Access is only the beginning. Open is more than just being able to share and read an article. It is about providing the right context to understand it, the resources to replicate it, and the tools to collaborate to make science better. Thus, building the framework for fairer participation and distribution of knowledge. Open Access data sharing has exponentially accelerated life science research and has furthered our understanding of health and disease. Furthermore, it is expected that by 2025, the amount of genetic data stored will be higher than YouTube, Twitter, and astronomy combined.
Data Sharing Best Practices + Covid-19
While many people want to make all science open in all fields, some disadvantages and challenges arise when heading in this direction. One of the challenges of some researchers during the pandemic, for example, was working remotely as a team and developing communication skills virtually.
To see more advantages, disadvantages, and potential solutions to Covid-19 data sharing, you can take a look at this table.
Below are a few good data sharing practices:
- Grouping statistics into graphs, making it easy to scan and compare - as with the example of Coronavirus Watch, which summarizes the world’s collective knowledge about the virus.
- Scientific communication, research, and data offer the possibility to create new scientific knowledge - by creating an open and leveled playing field while providing sharing and access to scientific content, technologies, and processes to the entire scientific community. This is crucial to do from developed and developing countries alike.
- Access to verified and peer-reviewed data, journal articles, etc. - verified information can keep the public updated on the situation at hand and alleviate fears caused by ignorance or misinformation.
- Unesco’s guide to Open Access curricula for librarians and researchers - great for scientists or researchers who wish to disseminate their materials relevant to the pandemic, virology, and public health but are unsure how to do so correctly. The guide consists of a set of modules for researchers and library institutions and is part of Unesco’s Medium-Term Strategy. By adopting this strategy, member states recognize that knowledge plays a crucial role in economic growth, social development, cultural enrichment, and democratic empowerment.
Almost 100 percent of research articles published on the Covid-19 virus are available on an Open Access basis. If we can do this for Covid-19, which is a big challenge, we should be able to do this for any other challenges, like respiratory disease, cancer, and cardiovascular disease.
Open Access is more important now than ever before. If there’s something that 2020 has taught us, it is that not one country alone can stop a pandemic. Collaboration is key. Through what we have been able to do throughout the pandemic, not only are we in a better position towards sharing the necessary information, but we are also more prepared for what is to come.
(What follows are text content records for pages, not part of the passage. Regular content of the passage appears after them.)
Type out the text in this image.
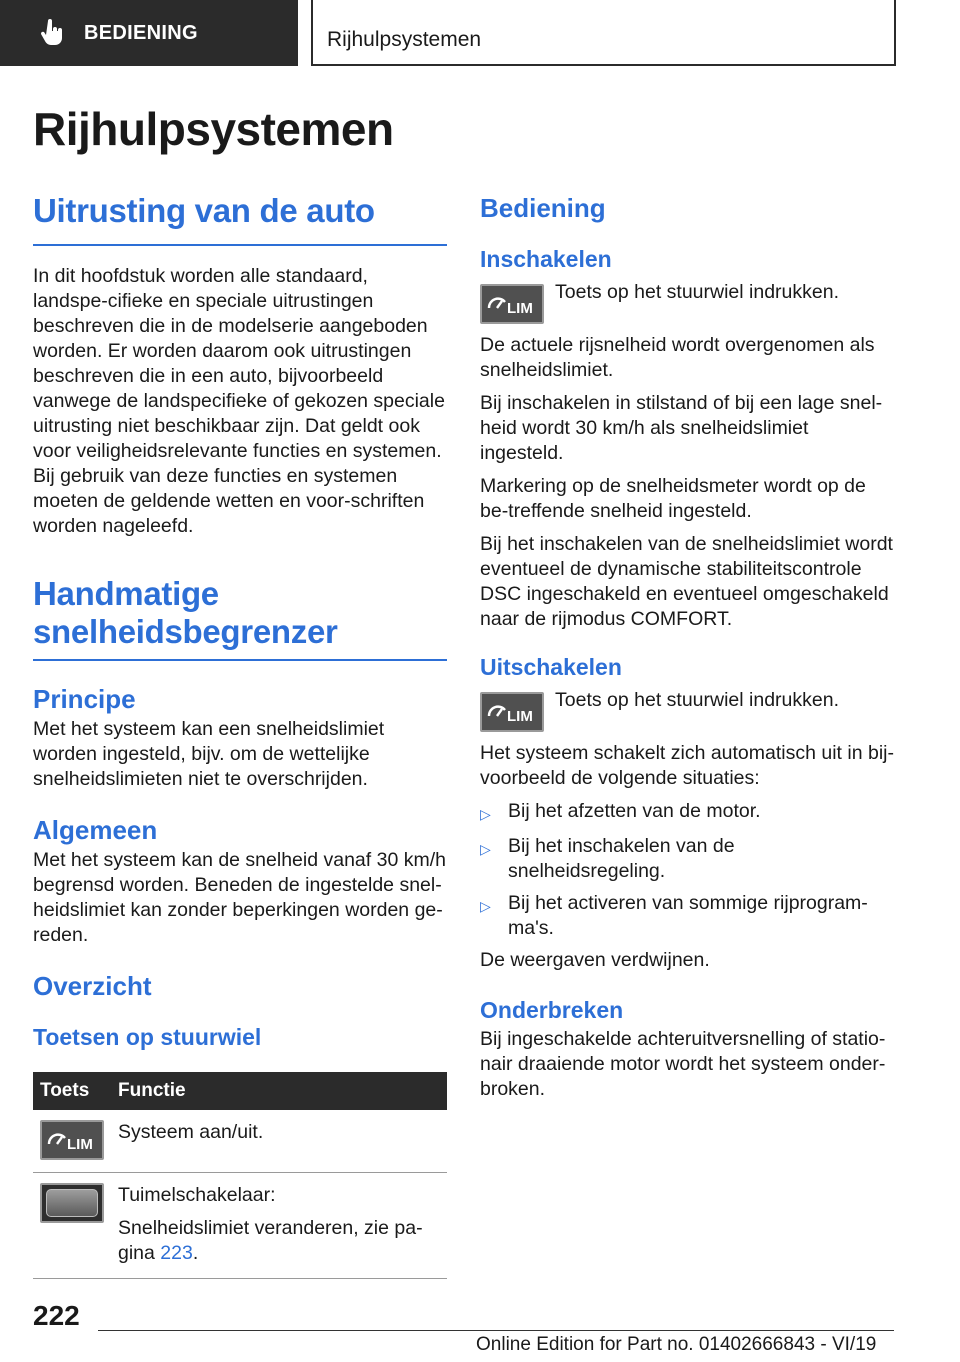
BEDIENING	Rijhulpsystemen
Rijhulpsystemen
Uitrusting van de auto

In dit hoofdstuk worden alle standaard, landspe-cifieke en speciale uitrustingen beschreven die in de modelserie aangeboden worden. Er worden daarom ook uitrustingen beschreven die in een auto, bijvoorbeeld vanwege de landspecifieke of gekozen speciale uitrusting niet beschikbaar zijn. Dat geldt ook voor veiligheidsrelevante functies en systemen. Bij gebruik van deze functies en systemen moeten de geldende wetten en voor-schriften worden nageleefd.

Handmatige
snelheidsbegrenzer
Principe

Met het systeem kan een snelheidslimiet worden ingesteld, bijv. om de wettelijke snelheidslimieten niet te overschrijden.

Algemeen

Met het systeem kan de snelheid vanaf 30 km/h begrensd worden. Beneden de ingestelde snel-heidslimiet kan zonder beperkingen worden ge-reden.

Overzicht
Toetsen op stuurwiel
Toets	Functie

LIM	Systeem aan/uit.

	Tuimelschakelaar:
Snelheidslimiet veranderen, zie pa-gina 223.
Bediening
Inschakelen
LIM

Toets op het stuurwiel indrukken.

De actuele rijsnelheid wordt overgenomen als snelheidslimiet.

Bij inschakelen in stilstand of bij een lage snel-heid wordt 30 km/h als snelheidslimiet ingesteld.

Markering op de snelheidsmeter wordt op de be-treffende snelheid ingesteld.

Bij het inschakelen van de snelheidslimiet wordt eventueel de dynamische stabiliteitscontrole DSC ingeschakeld en eventueel omgeschakeld naar de rijmodus COMFORT.

Uitschakelen
LIM

Toets op het stuurwiel indrukken.

Het systeem schakelt zich automatisch uit in bij-voorbeeld de volgende situaties:

▷ Bij het afzetten van de motor.
▷ Bij het inschakelen van de snelheidsregeling.
▷ Bij het activeren van sommige rijprogram-ma's.

De weergaven verdwijnen.

Onderbreken

Bij ingeschakelde achteruitversnelling of statio-nair draaiende motor wordt het systeem onder-broken.

222
Online Edition for Part no. 01402666843 - VI/19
Orvium emerges as an excellent option to the numerous programs aimed at accelerating science. Our goal is to help researchers disseminate their work and knowledge in an open, accessible and transparent way, guided by the open science movement principles. Under this belief, we also collaborate with OpenAIRE to spread scientific knowledge and make science discoverable.
We as a society can always try to find more ways to be more collaborative.